172 Groups Urge Congress to Back 'Future-Proof' Broadband Funding

The National Rural Electric Cooperative Association and 171 other groups urged House and Senate leaders on Monday to “provide full funding to universally build networks that will deliver capacity that will meet local needs for decades and to ensure rigorous scrutiny of recipients of federal dollars so that the program achieves a proposed bill's future-proof goals.” President Joe Biden backed a bipartisan infrastructure spending package last week that includes $65 billion for broadband (see 2106240070). Biden attempted to preserve GOP support for the deal Saturday by walking back earlier statements that Republicans claimed (see 2106250066) constituted a threat to veto the package if Congress didn’t also pass an additional package of items favored by Democrats via the budget reconciliation process. “Our bipartisan agreement does not preclude Republicans from attempting to defeat” the additional reconciliation package, Biden said.
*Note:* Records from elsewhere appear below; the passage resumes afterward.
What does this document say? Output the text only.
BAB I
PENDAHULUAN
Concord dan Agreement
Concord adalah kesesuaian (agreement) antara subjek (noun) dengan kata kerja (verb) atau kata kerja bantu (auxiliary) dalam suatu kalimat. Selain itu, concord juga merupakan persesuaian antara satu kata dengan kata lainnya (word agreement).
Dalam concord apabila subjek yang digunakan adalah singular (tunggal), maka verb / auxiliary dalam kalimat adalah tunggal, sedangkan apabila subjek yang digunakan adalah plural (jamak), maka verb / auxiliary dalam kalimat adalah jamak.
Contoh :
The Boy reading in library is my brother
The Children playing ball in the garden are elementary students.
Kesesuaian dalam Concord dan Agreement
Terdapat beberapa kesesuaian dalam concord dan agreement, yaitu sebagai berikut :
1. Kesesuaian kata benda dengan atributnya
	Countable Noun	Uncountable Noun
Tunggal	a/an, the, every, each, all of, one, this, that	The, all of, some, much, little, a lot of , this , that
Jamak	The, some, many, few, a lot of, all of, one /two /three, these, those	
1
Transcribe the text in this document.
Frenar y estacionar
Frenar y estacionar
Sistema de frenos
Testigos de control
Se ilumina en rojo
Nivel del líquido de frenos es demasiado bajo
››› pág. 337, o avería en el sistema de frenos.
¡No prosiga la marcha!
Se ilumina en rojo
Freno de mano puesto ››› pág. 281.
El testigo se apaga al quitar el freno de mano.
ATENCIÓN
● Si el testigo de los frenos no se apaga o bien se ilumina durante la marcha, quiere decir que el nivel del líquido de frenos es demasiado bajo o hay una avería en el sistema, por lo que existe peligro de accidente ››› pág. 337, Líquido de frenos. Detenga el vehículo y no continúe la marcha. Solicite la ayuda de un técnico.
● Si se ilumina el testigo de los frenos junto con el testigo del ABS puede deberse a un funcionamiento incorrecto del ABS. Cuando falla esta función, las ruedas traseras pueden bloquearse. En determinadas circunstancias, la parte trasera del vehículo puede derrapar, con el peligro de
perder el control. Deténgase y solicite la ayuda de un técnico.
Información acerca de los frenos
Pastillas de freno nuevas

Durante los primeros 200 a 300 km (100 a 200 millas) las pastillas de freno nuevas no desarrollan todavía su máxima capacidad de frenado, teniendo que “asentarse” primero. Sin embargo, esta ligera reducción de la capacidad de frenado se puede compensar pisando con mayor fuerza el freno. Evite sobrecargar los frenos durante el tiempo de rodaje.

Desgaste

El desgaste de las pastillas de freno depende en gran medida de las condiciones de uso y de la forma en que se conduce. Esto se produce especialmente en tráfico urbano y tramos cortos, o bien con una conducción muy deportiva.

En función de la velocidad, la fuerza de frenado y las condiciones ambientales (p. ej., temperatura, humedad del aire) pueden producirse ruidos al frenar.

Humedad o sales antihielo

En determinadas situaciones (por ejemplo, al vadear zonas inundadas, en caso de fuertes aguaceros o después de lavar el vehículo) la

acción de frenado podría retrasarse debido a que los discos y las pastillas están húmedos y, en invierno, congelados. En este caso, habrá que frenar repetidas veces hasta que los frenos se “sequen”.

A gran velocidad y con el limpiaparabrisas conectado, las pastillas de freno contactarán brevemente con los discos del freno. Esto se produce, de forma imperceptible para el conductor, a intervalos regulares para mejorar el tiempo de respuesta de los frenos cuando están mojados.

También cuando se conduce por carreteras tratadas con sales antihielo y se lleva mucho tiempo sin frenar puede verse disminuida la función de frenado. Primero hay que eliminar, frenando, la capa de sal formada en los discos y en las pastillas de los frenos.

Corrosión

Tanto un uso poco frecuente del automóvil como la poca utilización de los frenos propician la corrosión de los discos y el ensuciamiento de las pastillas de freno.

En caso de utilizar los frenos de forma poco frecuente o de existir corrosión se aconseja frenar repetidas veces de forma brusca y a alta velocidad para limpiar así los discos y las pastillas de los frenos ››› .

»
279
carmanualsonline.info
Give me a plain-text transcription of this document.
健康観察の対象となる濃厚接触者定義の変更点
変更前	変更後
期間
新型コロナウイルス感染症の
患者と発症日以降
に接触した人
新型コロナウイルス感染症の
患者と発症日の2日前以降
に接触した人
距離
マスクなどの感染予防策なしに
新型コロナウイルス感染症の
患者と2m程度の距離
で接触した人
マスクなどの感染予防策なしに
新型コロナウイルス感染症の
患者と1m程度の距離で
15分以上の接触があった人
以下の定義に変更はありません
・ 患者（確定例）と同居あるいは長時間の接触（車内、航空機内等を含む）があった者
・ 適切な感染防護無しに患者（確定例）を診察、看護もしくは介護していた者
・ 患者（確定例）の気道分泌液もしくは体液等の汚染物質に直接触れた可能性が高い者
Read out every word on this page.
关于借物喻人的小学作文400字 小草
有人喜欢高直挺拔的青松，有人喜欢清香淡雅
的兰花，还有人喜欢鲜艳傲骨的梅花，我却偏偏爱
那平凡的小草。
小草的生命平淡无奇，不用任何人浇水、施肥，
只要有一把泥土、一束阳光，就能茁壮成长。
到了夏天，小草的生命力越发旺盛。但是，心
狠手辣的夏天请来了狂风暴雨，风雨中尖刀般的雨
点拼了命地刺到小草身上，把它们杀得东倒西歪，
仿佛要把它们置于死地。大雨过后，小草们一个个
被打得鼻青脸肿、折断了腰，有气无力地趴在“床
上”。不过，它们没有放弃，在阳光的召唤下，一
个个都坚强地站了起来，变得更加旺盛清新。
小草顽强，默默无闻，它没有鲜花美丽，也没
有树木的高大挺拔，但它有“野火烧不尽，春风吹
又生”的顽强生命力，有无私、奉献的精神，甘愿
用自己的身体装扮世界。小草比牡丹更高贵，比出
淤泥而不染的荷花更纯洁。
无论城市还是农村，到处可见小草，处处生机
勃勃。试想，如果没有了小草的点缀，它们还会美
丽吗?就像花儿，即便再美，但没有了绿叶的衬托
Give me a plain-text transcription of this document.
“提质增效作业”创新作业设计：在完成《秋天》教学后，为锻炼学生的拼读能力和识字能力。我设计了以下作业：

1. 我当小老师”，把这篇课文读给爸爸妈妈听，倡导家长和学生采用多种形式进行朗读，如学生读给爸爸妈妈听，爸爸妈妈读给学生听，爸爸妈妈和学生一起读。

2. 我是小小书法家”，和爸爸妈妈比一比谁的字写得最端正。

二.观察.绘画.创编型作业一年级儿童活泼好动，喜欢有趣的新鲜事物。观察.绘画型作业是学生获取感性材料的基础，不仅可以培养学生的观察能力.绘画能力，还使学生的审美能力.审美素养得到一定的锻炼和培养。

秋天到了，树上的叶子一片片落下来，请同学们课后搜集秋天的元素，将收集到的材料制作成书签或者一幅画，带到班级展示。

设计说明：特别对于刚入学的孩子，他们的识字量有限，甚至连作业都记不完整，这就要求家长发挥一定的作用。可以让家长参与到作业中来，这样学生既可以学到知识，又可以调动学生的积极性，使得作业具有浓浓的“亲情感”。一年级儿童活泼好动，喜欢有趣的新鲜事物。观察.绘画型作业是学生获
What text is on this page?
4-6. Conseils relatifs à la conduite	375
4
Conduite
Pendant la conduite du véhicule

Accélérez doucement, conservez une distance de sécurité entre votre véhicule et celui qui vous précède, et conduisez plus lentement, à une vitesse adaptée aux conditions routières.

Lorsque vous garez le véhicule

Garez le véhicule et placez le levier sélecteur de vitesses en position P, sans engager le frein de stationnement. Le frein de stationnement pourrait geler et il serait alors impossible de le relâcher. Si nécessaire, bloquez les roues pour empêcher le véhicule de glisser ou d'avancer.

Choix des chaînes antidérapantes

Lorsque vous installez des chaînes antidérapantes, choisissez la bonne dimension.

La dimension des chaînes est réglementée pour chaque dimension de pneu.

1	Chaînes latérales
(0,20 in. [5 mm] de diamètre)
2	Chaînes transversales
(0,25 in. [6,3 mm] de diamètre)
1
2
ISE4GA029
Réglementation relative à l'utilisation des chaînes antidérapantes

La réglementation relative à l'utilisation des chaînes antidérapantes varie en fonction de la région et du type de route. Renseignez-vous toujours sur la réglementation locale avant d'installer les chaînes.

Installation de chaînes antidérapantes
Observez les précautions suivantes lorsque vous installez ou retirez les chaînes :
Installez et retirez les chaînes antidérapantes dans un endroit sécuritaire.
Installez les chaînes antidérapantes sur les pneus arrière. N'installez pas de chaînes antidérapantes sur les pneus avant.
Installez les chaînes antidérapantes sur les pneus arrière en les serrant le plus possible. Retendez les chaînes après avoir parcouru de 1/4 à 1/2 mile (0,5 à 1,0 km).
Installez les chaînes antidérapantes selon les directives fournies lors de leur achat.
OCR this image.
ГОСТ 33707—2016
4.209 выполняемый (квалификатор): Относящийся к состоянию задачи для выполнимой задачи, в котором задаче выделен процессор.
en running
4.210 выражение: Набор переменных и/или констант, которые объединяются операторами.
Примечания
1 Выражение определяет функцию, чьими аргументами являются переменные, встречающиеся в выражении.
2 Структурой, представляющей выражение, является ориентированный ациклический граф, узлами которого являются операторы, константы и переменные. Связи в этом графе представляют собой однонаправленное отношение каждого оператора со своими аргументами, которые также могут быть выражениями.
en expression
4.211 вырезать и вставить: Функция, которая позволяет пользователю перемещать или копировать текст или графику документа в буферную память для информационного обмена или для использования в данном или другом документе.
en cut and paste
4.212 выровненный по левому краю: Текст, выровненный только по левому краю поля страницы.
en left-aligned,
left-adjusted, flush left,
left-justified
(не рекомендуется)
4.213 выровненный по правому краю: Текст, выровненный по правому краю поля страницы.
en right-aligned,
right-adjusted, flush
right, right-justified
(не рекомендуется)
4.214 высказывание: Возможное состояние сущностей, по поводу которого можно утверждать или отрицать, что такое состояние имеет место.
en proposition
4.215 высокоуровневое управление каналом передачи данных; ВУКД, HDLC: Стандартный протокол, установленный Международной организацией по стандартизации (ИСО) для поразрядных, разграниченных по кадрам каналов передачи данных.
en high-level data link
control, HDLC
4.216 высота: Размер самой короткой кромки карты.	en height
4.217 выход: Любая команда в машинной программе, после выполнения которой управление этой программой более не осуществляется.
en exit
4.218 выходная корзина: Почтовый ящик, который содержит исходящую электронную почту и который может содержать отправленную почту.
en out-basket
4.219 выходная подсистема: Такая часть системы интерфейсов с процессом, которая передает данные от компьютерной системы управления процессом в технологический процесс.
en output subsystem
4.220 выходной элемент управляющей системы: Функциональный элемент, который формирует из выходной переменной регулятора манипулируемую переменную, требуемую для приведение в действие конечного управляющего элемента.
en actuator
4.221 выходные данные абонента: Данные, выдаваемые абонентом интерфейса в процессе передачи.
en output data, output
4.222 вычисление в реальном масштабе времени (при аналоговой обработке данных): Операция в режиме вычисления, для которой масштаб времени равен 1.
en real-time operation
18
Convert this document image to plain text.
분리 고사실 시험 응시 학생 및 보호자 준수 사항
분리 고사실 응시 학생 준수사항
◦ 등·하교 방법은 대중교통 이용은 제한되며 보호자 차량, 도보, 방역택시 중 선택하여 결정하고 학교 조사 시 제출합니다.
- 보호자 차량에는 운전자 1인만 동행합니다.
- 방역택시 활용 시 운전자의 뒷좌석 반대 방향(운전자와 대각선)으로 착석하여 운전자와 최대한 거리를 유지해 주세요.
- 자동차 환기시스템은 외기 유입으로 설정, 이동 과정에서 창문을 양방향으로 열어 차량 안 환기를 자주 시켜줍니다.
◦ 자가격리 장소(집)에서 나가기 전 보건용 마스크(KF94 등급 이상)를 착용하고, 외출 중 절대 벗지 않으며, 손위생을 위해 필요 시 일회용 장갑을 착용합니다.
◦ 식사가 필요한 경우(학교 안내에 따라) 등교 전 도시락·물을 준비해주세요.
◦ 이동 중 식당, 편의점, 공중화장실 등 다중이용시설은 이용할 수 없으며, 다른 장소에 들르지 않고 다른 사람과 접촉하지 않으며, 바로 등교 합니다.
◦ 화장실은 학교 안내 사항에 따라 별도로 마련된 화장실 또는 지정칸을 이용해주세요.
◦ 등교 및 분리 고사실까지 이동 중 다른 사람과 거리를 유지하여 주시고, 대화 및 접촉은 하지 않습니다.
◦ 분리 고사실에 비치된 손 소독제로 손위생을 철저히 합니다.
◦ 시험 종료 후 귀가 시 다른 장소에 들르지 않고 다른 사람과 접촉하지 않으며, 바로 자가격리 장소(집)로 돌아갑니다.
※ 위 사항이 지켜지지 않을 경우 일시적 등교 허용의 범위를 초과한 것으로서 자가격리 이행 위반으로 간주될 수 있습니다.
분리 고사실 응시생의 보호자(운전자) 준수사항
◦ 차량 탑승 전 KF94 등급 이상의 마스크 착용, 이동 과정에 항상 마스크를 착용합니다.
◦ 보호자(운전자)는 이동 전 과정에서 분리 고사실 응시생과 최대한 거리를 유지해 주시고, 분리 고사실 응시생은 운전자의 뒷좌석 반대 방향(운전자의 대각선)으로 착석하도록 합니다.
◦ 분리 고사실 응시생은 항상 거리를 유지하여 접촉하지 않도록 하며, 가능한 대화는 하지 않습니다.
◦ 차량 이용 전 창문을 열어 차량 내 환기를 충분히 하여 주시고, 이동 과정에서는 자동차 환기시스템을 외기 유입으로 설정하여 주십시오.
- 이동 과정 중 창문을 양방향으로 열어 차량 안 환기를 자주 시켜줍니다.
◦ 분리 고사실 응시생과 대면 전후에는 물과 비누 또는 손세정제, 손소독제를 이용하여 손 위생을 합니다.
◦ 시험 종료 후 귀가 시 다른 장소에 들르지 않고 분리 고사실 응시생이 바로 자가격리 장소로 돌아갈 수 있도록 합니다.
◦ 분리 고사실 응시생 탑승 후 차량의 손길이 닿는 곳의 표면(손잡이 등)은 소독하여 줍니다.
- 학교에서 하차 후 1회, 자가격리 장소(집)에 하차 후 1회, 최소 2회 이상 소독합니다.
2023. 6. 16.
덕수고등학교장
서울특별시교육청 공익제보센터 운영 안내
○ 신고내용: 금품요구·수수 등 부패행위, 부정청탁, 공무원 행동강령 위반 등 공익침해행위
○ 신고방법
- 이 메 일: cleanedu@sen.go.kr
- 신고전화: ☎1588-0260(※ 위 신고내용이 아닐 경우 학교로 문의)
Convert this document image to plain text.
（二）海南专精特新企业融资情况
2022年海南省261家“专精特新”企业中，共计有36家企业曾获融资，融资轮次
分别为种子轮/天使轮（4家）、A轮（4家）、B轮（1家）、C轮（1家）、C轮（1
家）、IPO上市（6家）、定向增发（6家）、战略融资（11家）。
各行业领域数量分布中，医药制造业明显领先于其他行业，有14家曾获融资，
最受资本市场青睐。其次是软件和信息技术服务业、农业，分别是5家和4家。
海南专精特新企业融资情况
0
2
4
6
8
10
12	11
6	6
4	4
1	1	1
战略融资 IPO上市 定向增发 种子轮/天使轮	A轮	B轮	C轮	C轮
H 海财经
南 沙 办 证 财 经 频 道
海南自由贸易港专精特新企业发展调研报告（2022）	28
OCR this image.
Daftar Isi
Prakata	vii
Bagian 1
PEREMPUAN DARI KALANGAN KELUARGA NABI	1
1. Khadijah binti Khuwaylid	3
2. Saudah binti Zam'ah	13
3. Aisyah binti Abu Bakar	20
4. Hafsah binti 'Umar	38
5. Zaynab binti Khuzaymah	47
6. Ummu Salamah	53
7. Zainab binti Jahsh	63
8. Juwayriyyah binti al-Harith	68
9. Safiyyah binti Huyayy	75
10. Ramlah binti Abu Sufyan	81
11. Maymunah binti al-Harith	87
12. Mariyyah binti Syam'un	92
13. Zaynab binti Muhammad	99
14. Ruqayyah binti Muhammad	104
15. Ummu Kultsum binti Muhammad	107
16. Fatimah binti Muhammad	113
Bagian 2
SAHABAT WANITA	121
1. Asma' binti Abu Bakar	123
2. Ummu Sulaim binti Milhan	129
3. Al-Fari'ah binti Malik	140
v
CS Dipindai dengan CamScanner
Modern broadband “far above the 2015 FCC standard of 25/3 Mbps” minimum service speeds “is a necessity for all communities demanding modern services to help overcome the challenge of distance, attract new businesses, and provide young workers good paying jobs,” the groups wrote Senate Majority Leader Chuck Schumer, D-N.Y., House Speaker Nancy Pelosi, D-Calif., and their GOP counterparts. “Any new federal program must fund broadband infrastructure capable of enabling businesses to meet the needs of consumers, empower businesses to relocate to any community, provide opportunities for teleworkers and students at the same level regardless of geography, enable anchor institutions to fully provide for their entire communities, and make possible precision agriculture capabilities for agriculture producers to improve efficiencies.” A “federal program by Congress that emphasizes delivering future-proof infrastructure can enable not just ubiquitous fiber wireline access, but also make possible ubiquitous wireless services that rely on fiber optics,” including “5G, next generation Wi-Fi, and their future iterations,” the groups said.